Entretanto a Lucília, minha mãe, visita-me em Caxias. A primeira visita, com a futura cara-metade, ainda sem casamento. Eu consigo mandar cá para fora que ela fez questão de manter a data do casamento: «Estejas cá o tempo que estiveres». Mandei uma procuração para o pai dela e o casamente efetuou-se a 28. Antes disso a minha mãe foi-me visitar. Então a Lucília, minha mãe, que era uma mulher que me deu uma força extraordinária, vira-se para mim e diz-me: «Olha…» - no parlatório, o vidro até acima, o clássico que é conhecido, ela de um lado com um agente da PIDE, eu deste lado com um guarda prisional - e a Lucília só me diz «… olha meu filho, eu sei do que é que te acusam.
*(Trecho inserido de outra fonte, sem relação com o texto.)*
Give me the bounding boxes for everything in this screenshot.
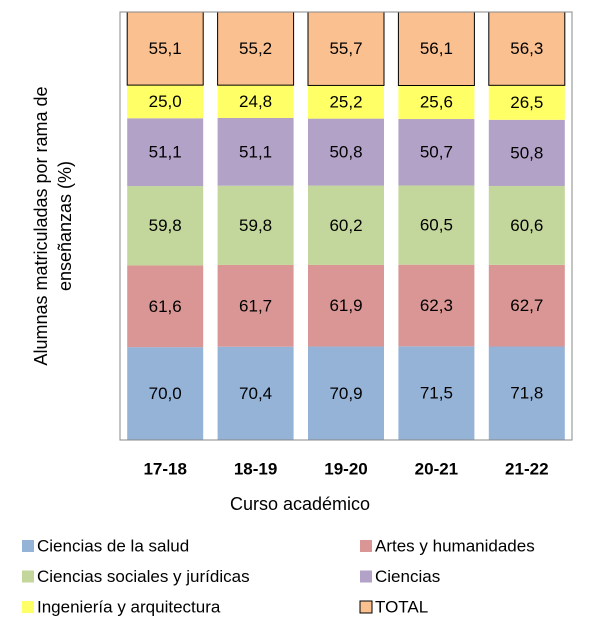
data-label: 62,3 bbox=[420, 296, 453, 315]
data-label: 56,1 bbox=[420, 39, 453, 58]
legend-label: Ciencias bbox=[375, 567, 440, 586]
legend-swatch bbox=[360, 570, 372, 583]
x-tick-label: 18-19 bbox=[234, 459, 277, 478]
bar-segment bbox=[398, 346, 475, 440]
bar-segment bbox=[488, 11, 566, 86]
bar-segment bbox=[127, 118, 204, 187]
data-label: 71,5 bbox=[420, 384, 453, 403]
data-label: 61,6 bbox=[149, 297, 182, 316]
bar-segment bbox=[488, 264, 565, 347]
legend-swatch bbox=[22, 540, 34, 552]
data-label: 70,9 bbox=[329, 384, 362, 403]
data-label: 60,5 bbox=[420, 216, 453, 235]
legend-label: Ciencias sociales y jurídicas bbox=[37, 567, 250, 586]
x-axis-label: Curso académico bbox=[230, 494, 370, 514]
legend-label: Ciencias de la salud bbox=[37, 536, 189, 555]
bar-segment bbox=[398, 85, 475, 120]
data-label: 55,2 bbox=[239, 39, 272, 58]
bar-segment bbox=[126, 11, 204, 86]
data-label: 61,7 bbox=[239, 296, 272, 315]
bar-segment bbox=[127, 186, 204, 266]
data-label: 62,7 bbox=[510, 296, 543, 315]
bar-segment bbox=[307, 11, 385, 86]
x-tick-label: 20-21 bbox=[415, 459, 458, 478]
bar-segment bbox=[127, 265, 204, 348]
data-label: 60,2 bbox=[329, 216, 362, 235]
bar-segment bbox=[308, 346, 384, 440]
data-label: 60,6 bbox=[510, 216, 543, 235]
y-axis-label: enseñanzas (%) bbox=[55, 161, 75, 291]
data-label: 25,6 bbox=[420, 93, 453, 112]
data-label: 59,8 bbox=[239, 216, 272, 235]
data-label: 70,0 bbox=[149, 384, 182, 403]
x-tick-label: 17-18 bbox=[143, 459, 186, 478]
bar-segment bbox=[217, 11, 295, 86]
legend-swatch bbox=[360, 540, 372, 552]
x-tick-label: 19-20 bbox=[324, 459, 367, 478]
bar-segment bbox=[217, 185, 294, 265]
bar-segment bbox=[217, 118, 294, 186]
data-label: 55,1 bbox=[149, 39, 182, 58]
bar-segment bbox=[127, 85, 204, 119]
x-tick-label: 21-22 bbox=[505, 459, 548, 478]
data-label: 56,3 bbox=[510, 39, 543, 58]
bar-segment bbox=[308, 264, 384, 347]
bar-segment bbox=[308, 185, 384, 265]
legend-swatch bbox=[22, 570, 34, 583]
bar-segment bbox=[217, 85, 294, 119]
bar-segment bbox=[398, 185, 475, 265]
legend-swatch bbox=[22, 601, 34, 613]
data-label: 70,4 bbox=[239, 384, 272, 403]
legend-label: TOTAL bbox=[375, 597, 428, 616]
legend-swatch bbox=[359, 600, 373, 614]
bar-segment bbox=[398, 264, 475, 347]
bar-segment bbox=[217, 264, 294, 347]
plot-border bbox=[119, 11, 573, 441]
bar-segment bbox=[217, 346, 294, 440]
bar-segment bbox=[488, 85, 565, 120]
y-axis-label: Alumnas matriculadas por rama de bbox=[31, 86, 51, 365]
data-label: 51,1 bbox=[149, 143, 182, 162]
data-label: 59,8 bbox=[149, 216, 182, 235]
data-label: 24,8 bbox=[239, 92, 272, 111]
bar-segment bbox=[488, 119, 565, 186]
legend-label: Artes y humanidades bbox=[375, 536, 535, 555]
data-label: 50,7 bbox=[420, 143, 453, 162]
bar-segment bbox=[488, 346, 565, 440]
bar-segment bbox=[308, 118, 384, 186]
data-label: 51,1 bbox=[239, 142, 272, 161]
data-label: 71,8 bbox=[510, 384, 543, 403]
data-label: 25,0 bbox=[149, 92, 182, 111]
bar-segment bbox=[308, 85, 384, 119]
data-label: 25,2 bbox=[329, 93, 362, 112]
data-label: 55,7 bbox=[329, 39, 362, 58]
legend-label: Ingeniería y arquitectura bbox=[37, 597, 221, 616]
bar-segment bbox=[488, 185, 565, 265]
bar-segment bbox=[398, 119, 475, 186]
data-label: 61,9 bbox=[329, 296, 362, 315]
data-label: 50,8 bbox=[329, 143, 362, 162]
data-label: 26,5 bbox=[510, 93, 543, 112]
bar-segment bbox=[127, 347, 204, 440]
data-label: 50,8 bbox=[510, 143, 543, 162]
Espero que seja mentira, que é maneira de saíres daqui mais depressa, mas se for verdade tenho-te a dizer que tenho muito orgulho em ti. Se foi essa a tua opção é porque achaste que era a mais correta. E digo-te mais: lá em casa choro muito por ti, choro mesmo muito. Aqui, diante deles, não hão de ver uma lágrima a correr pela cara abaixo». Aí o PIDE interveio e disse: «Ó minha senhora, nós aqui não tratamos mal ninguém». E a Lucília, que era uma transmontana de pelo na venta, vira-se para ele e diz: «Cale-se! Não seja malcriado. Não se interrompe uma senhora da minha idade quando está a falar com o filho». [Risos] Pronto e a visita terminou ali, é claro.
Entretanto sou colocado com mais gente: com o Fernando Sabrosa, angolano, filho de pais portugueses; com um moço do meu processo, o Mota Barbosa; e com o Bruto da Costa, filho do Juiz da Relação de Lisboa.
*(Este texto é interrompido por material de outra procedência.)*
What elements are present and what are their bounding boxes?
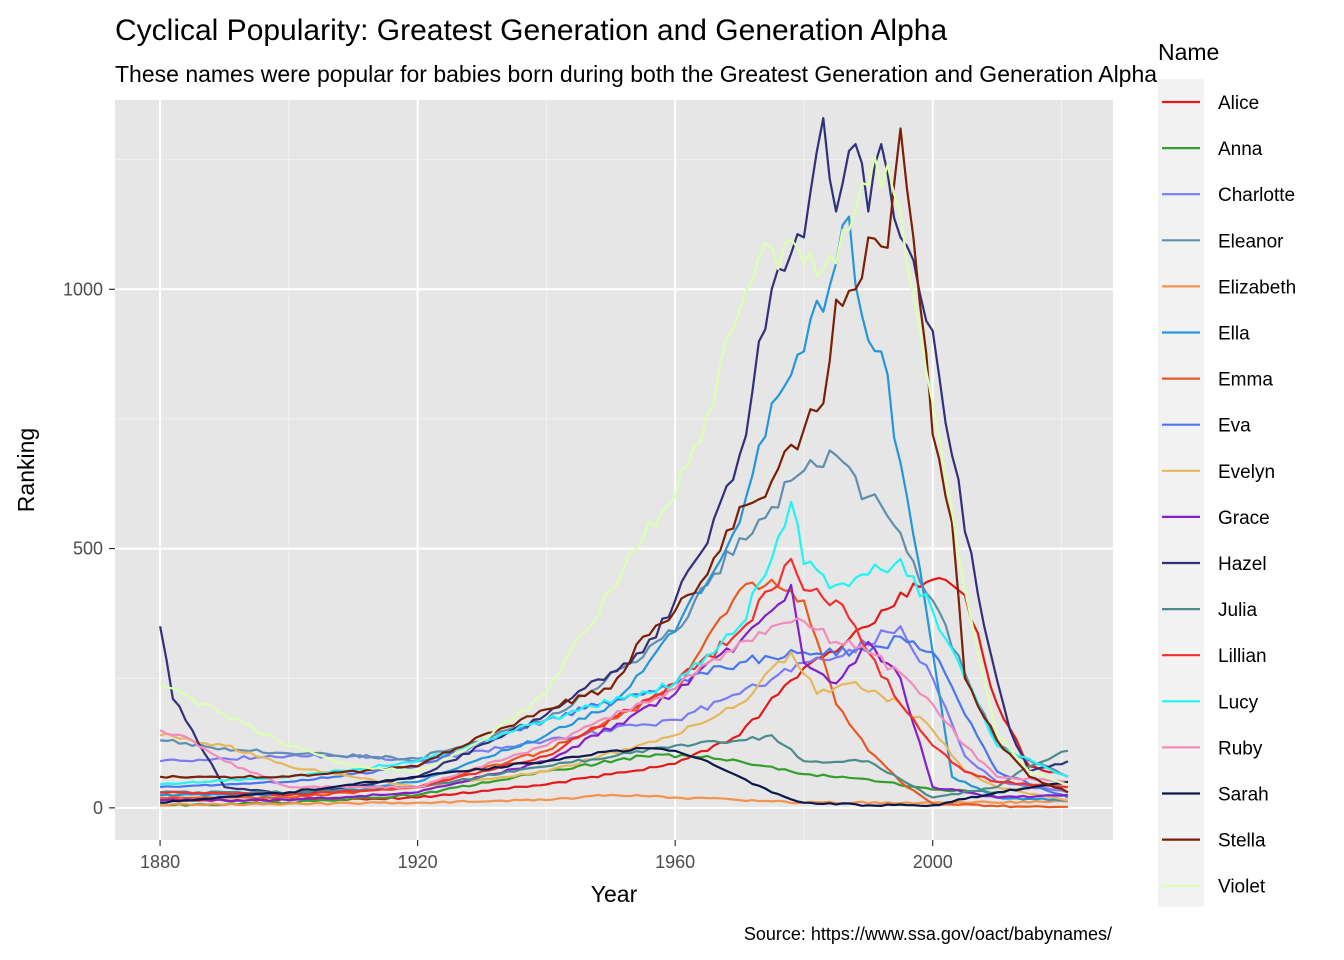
legend-label-eva: Eva <box>1218 416 1251 437</box>
series-line-ruby <box>159 617 1069 790</box>
series-line-emma <box>159 578 1068 809</box>
legend-label-evelyn: Evelyn <box>1218 462 1275 483</box>
legend-label-ruby: Ruby <box>1218 738 1263 759</box>
legend-item-emma: Emma <box>1162 370 1273 391</box>
series-line-violet <box>159 155 1069 786</box>
legend-item-ella: Ella <box>1162 324 1250 345</box>
y-tick-label: 1000 <box>63 279 103 299</box>
series-line-charlotte <box>159 625 1069 794</box>
grid-lines <box>115 100 1113 840</box>
legend-item-lillian: Lillian <box>1162 646 1267 667</box>
series-lines <box>159 116 1069 809</box>
legend-items: Alice Anna Charlotte Eleanor Elizabeth Ella Em… <box>1162 93 1296 898</box>
legend-label-charlotte: Charlotte <box>1218 185 1295 206</box>
legend-label-eleanor: Eleanor <box>1218 231 1284 252</box>
series-line-eva <box>159 635 1069 799</box>
legend-item-anna: Anna <box>1162 139 1263 160</box>
y-axis: 0 500 1000 <box>63 279 115 818</box>
legend-label-alice: Alice <box>1218 93 1259 114</box>
plot-area <box>115 100 1113 840</box>
x-tick-label: 1880 <box>140 852 180 872</box>
legend-label-hazel: Hazel <box>1218 554 1267 575</box>
legend-item-eva: Eva <box>1162 416 1251 437</box>
legend-label-stella: Stella <box>1218 831 1266 852</box>
x-tick-label: 2000 <box>913 852 953 872</box>
y-tick-label: 0 <box>93 798 103 818</box>
series-line-evelyn <box>159 651 1069 802</box>
series-line-grace <box>160 583 1069 803</box>
legend-item-hazel: Hazel <box>1162 554 1267 575</box>
legend-label-emma: Emma <box>1218 370 1273 391</box>
chart-caption: Source: https://www.ssa.gov/oact/babynam… <box>744 924 1112 944</box>
series-line-stella <box>159 127 1069 794</box>
x-tick-label: 1960 <box>655 852 695 872</box>
x-axis-title: Year <box>591 881 638 907</box>
legend-label-lillian: Lillian <box>1218 646 1267 667</box>
series-line-lucy <box>159 500 1069 786</box>
legend-title: Name <box>1158 39 1219 65</box>
y-axis-title: Ranking <box>13 428 39 512</box>
legend-item-lucy: Lucy <box>1162 692 1259 713</box>
legend-item-eleanor: Eleanor <box>1162 231 1284 252</box>
legend-item-alice: Alice <box>1162 93 1259 114</box>
legend-label-anna: Anna <box>1218 139 1263 160</box>
series-line-sarah <box>160 746 1069 808</box>
legend-label-lucy: Lucy <box>1218 692 1259 713</box>
x-axis: 1880 1920 1960 2000 <box>140 840 953 872</box>
legend-item-violet: Violet <box>1162 877 1266 898</box>
series-line-elizabeth <box>160 793 1068 807</box>
legend-item-ruby: Ruby <box>1162 738 1263 759</box>
legend-key-background <box>1158 79 1204 907</box>
legend-item-julia: Julia <box>1162 600 1258 621</box>
legend-label-ella: Ella <box>1218 324 1250 345</box>
legend-label-grace: Grace <box>1218 508 1270 529</box>
legend-item-evelyn: Evelyn <box>1162 462 1275 483</box>
series-line-lillian <box>159 557 1069 797</box>
legend-label-violet: Violet <box>1218 877 1266 898</box>
legend-label-julia: Julia <box>1218 600 1258 621</box>
legend-item-grace: Grace <box>1162 508 1270 529</box>
legend-item-stella: Stella <box>1162 831 1266 852</box>
legend-label-sarah: Sarah <box>1218 785 1269 806</box>
series-line-julia <box>159 734 1069 799</box>
legend-item-elizabeth: Elizabeth <box>1162 277 1296 298</box>
legend-label-elizabeth: Elizabeth <box>1218 277 1296 298</box>
y-tick-label: 500 <box>73 539 103 559</box>
chart-subtitle: These names were popular for babies born… <box>115 61 1157 87</box>
chart-title: Cyclical Popularity: Greatest Generation… <box>115 14 947 47</box>
legend-item-sarah: Sarah <box>1162 785 1269 806</box>
x-tick-label: 1920 <box>398 852 438 872</box>
legend: Name Alice Anna Charlotte Eleanor Elizabeth E… <box>1158 39 1296 907</box>
legend-item-charlotte: Charlotte <box>1162 185 1295 206</box>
O Mota Barbosa foi muito maltratado, coitado, e precisava de comprimidos para adormecer, Deram-lhe logo uns comprimidos que eram uma estupidez, deram-lhe barbitúricos. O Mota Barbosa, perturbado mentalmente como estava, tomou-os todos de uma vez. Eu de manhã levantei-me, havia o conto matinal dos presos e eu disse: «O Doutor Barbosa passou mal a noite, está aqui a dormir ainda, mas ele está aqui». Quando o destapo vejo que está enviusado. Estava em choque profundo. É claro, bateu-se para a cela ao lado - uma pessoa até aprendeu morse, para bater - o que se estava a passar, que tinha visitas, para avisarem que estava em risco de vida. Tiraram-no [para] a enfermaria ao fim da manhã, esteve na enfermaria até à tarde, até ser mandado para o Santa Maria, para uma Unidade de Cuidados Intensivos [onde] recuperou.
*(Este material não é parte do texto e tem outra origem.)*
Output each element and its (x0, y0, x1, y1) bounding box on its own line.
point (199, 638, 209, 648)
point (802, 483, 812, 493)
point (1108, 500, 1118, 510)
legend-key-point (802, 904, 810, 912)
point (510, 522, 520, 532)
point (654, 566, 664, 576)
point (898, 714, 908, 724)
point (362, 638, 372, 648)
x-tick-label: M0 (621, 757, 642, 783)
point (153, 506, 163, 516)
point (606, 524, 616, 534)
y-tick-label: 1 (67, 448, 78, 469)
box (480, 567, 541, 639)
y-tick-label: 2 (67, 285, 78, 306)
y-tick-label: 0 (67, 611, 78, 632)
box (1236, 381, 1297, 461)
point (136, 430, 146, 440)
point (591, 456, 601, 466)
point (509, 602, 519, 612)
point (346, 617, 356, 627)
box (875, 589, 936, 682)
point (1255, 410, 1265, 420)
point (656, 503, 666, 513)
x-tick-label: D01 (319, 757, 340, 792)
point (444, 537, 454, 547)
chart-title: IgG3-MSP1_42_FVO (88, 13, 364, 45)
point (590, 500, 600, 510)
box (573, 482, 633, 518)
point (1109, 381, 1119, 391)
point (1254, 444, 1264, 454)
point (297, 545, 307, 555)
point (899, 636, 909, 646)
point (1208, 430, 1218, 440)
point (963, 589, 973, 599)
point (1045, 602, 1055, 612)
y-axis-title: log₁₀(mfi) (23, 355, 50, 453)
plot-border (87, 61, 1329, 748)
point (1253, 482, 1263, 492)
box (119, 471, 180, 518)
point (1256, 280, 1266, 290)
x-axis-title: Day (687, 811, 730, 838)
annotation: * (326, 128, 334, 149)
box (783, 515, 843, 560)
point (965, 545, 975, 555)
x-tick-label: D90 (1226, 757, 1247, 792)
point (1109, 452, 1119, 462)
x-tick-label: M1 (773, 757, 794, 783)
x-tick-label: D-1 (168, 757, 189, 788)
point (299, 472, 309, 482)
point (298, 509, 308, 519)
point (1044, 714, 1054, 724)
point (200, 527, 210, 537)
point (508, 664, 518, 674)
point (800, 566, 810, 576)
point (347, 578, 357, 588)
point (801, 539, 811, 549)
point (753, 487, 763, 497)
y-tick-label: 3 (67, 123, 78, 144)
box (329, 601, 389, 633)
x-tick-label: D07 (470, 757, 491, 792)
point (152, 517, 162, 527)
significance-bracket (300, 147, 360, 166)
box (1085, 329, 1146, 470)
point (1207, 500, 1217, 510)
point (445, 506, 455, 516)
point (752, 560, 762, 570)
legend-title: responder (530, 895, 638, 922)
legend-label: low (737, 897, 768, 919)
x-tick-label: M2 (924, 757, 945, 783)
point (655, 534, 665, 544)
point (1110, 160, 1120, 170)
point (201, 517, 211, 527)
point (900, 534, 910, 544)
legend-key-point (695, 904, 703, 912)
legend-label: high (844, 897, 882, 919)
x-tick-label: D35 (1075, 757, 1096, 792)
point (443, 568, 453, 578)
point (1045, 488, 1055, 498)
O Chico Bruto da Costa, com 19 anos, coitado, teve uma crise de violência contra tudo e contra todos e quase que também contra mim que estava ali ao lado. E é retirado. Eu entretanto no recreio, que era um espaço pequeno, caí e fiz uma rutura de ligamentos e fui para a prisão-hospital também - onde me volto a encontrar com o Chico Bruto da Costa, com o Mota Barbosa. [Risos] Então esse período, para mim, de estadia na prisão-hospital foi notável, porque contactei com gente presa há muitos anos. Gente que eu iria esperar que fossem pessoas duras, pessoas causticadas, revoltadas pela vida e afinal não. Afinal enquadravam-se perfeitamente na célebre frase do Che Guevara: «Hay que endurecerse, pero sin perder la ternura». Gente de uma solidariedade. Camaradas com uma força interior, determinação naquilo que queriam, que tinham lutado e combatido e iriam continuar fossem quais fossem as condições. Então há três nomes que para mim foram fundamentais: o Domingos Abrantes, o Ilídio Esteves e o Zé Carlos Corticeiro. O Zé Carlos Corticeiro, com uma insuficiência respiratória muito grande. Foram fundamentais para mim. Se eu entrei lá recém filiado no PCP, saí de lá PCP da cabeça até aos pés e com uma determinação e com uma vontade de fazer e de lutar muito maior graças a eles. Gente, de facto, fora de série.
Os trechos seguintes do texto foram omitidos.